Cas unique en Île-de-France, ce lieu expérimental, ouvert en août 2014 dans cette banlieue chic du Val-de-Marne, est intégralement financé - un million d'euros par an - par la RATP, qui a réaménagé un ancien local technique de près de 300 m2.
"Vous m'attendez les garçons?" Ingrid, 47 ans, seule femme du groupe, ne veut pas manquer le départ. "Charenton, c'est très prisé, il y a beaucoup de demandes!", dit-elle, bien renseignée. "Pour eux, c'est le top, une sorte de centre cinq étoiles", plaisantent Henri et Sébastien.
A l'intérieur, des rangées d'yeux fixent une grande télévision branchée sur une chaîne d'info en continu. A côté, une partie de tarot s'organise, pendant que d'autres reprennent la lecture d'un roman trouvé dans la petite bibliothèque.
"C'est le meilleur site qui puisse exister", assure Gilou, fort de son expérience, "douze années de rue". "On y est bien reçu, il y a la douche, on vous donne des fringues, à manger. Ailleurs, y'a que dalle à part un petit café et la télé", détaille ce frêle sexagénaire, cheveux blancs, qui aime se présenter comme "le doyen".
Jean-Jacques, sans toit depuis deux ans, vient de découvrir ce lieu mais s'est déjà fait "des potes" avec qui il vient "jouer à la belote". "La rue, c'est l'alcool, l'agressivité. Ici tout ça s'élimine", résume-t-il.
Le social se conjugue bien sûr au commercial: "il s'agit de donner un aspect visuel des quais plus agréable aux usagers", concède Sébastien, l'agent RATP.
- 'Travail de dentelle' -
Charenton rime aussi avec sélection. Quand les quinze centres de jour de Paris enregistrent jusqu'à 300 passages quotidiens et ferment aux heures de bureau, Charenton limite son accueil à 40 personnes, en semaine de 07H00 à 23H00, le week-end de 09H00 à 18H00.
"Il était capital de passer outre le sacro-saint principe de l'inconditionnalité. On a trop souvent payé la rançon du souci éthique de vouloir accueillir tout le monde", explique Patrick Henry, chargé de la lutte contre la grande exclusion à la RATP.
Seuls ceux pris en charge par le Recueil social sont autorisés à franchir la porte. Ce service, né en 1992, repose sur le travail d'agents volontaires de la RATP qui sillonnent les couloirs du métro pour sortir les 300 SDF qui, chaque nuit en moyenne, dorment sous terre.
"Ce sont eux les plus cassés, les plus abîmés. Le métro, c'est un refuge pervers. Toujours le même bruit, la même lumière, la même température. La désocialisation est ultra-rapide. L'idée c'était de leur réserver un endroit calme, zen, où on ne les fait pas chier", poursuit M. Henry, premier médecin à ouvrir des consultations aux SDF à Nanterre (Hauts-de-Seine), au début des années 1980.

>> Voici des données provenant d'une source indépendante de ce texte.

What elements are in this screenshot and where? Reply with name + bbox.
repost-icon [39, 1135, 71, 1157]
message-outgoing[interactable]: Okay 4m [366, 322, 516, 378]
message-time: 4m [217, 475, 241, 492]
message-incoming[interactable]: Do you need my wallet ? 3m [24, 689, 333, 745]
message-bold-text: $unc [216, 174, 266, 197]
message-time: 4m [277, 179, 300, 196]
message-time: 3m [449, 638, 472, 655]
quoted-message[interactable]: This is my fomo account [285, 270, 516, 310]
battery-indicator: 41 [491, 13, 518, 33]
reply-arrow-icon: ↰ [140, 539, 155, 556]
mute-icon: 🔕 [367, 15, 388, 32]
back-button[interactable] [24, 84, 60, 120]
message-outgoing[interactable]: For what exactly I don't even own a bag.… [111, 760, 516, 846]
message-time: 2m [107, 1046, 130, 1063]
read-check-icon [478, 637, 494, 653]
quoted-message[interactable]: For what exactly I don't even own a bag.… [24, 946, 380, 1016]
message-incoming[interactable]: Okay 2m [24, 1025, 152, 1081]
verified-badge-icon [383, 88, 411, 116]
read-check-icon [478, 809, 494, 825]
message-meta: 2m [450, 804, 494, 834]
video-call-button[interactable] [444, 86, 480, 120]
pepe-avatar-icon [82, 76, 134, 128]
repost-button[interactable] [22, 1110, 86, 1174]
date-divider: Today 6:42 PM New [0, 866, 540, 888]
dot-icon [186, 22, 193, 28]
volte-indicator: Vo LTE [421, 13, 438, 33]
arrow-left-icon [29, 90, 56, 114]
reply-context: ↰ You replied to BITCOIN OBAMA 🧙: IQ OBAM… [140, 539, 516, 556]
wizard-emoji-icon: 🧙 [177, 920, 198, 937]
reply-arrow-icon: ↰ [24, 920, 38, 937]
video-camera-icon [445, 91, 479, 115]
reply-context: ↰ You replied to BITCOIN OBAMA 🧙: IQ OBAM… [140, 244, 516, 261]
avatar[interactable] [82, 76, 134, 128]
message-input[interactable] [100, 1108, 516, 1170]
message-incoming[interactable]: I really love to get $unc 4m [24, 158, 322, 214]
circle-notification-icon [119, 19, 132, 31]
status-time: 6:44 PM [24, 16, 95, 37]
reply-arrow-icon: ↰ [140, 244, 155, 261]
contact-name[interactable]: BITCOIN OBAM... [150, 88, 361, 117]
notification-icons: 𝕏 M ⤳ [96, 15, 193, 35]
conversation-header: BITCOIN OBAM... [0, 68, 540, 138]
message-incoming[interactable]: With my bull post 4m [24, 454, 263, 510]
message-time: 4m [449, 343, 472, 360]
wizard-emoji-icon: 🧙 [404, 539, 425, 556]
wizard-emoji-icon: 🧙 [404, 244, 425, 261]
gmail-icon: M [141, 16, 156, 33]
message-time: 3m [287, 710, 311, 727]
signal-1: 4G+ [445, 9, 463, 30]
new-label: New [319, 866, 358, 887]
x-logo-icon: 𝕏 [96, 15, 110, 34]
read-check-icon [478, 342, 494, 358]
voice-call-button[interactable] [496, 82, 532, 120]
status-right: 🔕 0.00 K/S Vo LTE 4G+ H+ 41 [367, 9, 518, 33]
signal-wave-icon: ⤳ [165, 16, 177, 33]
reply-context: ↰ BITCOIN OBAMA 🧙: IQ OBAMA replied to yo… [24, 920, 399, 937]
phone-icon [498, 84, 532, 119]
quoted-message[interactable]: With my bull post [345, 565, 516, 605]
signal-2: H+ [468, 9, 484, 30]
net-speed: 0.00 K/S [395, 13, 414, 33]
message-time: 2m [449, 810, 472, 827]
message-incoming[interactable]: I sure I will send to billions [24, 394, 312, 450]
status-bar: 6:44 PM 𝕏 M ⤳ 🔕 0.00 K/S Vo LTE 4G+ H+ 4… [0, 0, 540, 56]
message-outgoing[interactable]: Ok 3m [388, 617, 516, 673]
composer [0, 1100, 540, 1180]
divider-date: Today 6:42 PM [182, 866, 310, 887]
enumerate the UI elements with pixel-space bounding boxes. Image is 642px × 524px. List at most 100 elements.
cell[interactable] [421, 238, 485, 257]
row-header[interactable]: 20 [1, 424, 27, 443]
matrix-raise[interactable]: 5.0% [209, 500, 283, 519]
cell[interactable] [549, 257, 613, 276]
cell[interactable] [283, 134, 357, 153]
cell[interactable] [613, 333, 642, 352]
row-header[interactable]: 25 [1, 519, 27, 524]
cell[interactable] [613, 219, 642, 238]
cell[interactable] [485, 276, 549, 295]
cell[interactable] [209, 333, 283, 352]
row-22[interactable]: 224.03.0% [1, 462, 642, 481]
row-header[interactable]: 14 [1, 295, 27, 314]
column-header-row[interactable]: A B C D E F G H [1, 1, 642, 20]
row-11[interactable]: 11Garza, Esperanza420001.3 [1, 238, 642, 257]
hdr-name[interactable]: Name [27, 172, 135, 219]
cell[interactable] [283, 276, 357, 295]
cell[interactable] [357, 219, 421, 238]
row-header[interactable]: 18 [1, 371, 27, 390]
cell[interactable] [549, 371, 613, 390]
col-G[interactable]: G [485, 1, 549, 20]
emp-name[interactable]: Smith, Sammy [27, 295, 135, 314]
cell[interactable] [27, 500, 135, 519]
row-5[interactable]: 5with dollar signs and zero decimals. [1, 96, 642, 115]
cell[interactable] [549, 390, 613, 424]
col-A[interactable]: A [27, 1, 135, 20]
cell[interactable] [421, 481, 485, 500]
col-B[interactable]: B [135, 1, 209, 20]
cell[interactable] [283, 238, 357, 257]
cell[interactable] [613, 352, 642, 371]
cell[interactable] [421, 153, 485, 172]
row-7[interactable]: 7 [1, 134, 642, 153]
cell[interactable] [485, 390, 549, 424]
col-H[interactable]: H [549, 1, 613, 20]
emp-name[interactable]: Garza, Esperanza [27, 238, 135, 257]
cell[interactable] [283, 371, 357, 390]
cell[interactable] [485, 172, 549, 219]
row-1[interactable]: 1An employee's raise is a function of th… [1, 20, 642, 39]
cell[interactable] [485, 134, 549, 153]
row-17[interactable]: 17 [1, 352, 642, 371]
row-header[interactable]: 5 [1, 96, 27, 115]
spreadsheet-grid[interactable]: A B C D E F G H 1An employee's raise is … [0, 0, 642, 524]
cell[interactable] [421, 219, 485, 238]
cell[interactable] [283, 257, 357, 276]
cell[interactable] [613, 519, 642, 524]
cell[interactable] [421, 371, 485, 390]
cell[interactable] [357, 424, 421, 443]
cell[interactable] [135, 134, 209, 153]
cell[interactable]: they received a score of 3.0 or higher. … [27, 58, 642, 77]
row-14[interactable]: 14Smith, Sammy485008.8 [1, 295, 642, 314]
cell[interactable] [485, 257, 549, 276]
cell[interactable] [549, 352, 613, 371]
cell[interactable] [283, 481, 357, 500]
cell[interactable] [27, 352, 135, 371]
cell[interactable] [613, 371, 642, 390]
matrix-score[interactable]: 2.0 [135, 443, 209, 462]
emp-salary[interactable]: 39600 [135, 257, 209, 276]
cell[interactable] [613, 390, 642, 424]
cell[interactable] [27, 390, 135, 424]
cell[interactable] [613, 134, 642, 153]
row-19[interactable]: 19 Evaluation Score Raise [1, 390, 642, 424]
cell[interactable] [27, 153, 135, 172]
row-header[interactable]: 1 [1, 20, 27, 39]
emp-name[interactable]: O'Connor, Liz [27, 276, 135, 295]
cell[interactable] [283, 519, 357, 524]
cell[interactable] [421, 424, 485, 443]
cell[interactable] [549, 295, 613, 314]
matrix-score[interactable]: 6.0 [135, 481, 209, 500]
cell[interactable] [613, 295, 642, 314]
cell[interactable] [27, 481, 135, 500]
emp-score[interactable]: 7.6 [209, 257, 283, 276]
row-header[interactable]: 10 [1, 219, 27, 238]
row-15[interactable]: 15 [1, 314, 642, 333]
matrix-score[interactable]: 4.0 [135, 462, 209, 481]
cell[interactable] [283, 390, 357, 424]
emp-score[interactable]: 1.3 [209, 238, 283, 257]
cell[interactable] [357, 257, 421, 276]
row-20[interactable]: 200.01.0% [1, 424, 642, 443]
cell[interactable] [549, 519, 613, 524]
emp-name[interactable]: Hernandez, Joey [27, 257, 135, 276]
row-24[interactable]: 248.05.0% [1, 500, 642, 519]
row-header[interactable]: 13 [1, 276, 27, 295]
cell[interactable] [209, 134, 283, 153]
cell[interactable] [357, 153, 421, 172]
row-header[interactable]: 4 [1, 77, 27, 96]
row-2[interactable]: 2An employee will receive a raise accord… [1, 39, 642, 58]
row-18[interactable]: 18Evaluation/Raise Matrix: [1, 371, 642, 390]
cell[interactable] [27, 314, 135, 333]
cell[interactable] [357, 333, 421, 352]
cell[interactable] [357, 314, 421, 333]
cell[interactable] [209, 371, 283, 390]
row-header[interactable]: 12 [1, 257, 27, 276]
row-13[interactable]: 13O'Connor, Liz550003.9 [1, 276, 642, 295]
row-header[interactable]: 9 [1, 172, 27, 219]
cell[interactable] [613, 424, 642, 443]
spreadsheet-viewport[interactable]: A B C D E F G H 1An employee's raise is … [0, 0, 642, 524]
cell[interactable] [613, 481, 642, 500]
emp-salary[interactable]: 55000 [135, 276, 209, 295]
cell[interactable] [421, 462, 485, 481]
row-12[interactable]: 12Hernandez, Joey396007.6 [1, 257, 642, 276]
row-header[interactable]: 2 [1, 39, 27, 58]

Une vingtaine de salariés d'Emmaüs Solidarité s'occupe de l'accompagnement social (distribution de repas et vêtements, activités ludiques...) tandis qu'une association partenaire, Aurore, prend en charge le volet médical.
"On fait du travail de dentelle", souligne Bruno Morel, directeur général d'Emmaüs Solidarité, énumérant les "prestations" proposées: six travailleurs sociaux, un psychologue à temps plein et même un réducteur de risques.
Ce spécialiste des addictions, à l'alcool ou aux drogues, organise "des groupes de parole", reçoit dans un bureau sur place "à la demande" ou distribue "quelques bières" en catimini en cas de crise de manque, détaille Stéphanie Colas, responsable du site.
L'expérimentation, jugée satisfaisante, doit être prolongée de 18 mois par la signature jeudi d'une nouvelle convention. Depuis l'ouverture "nous avons enregistré 14.000 passages, représentant 1.000 personnes différentes", dit M. Morel. "Il y a une fidélisation. Cette structure est devenue un point de repère."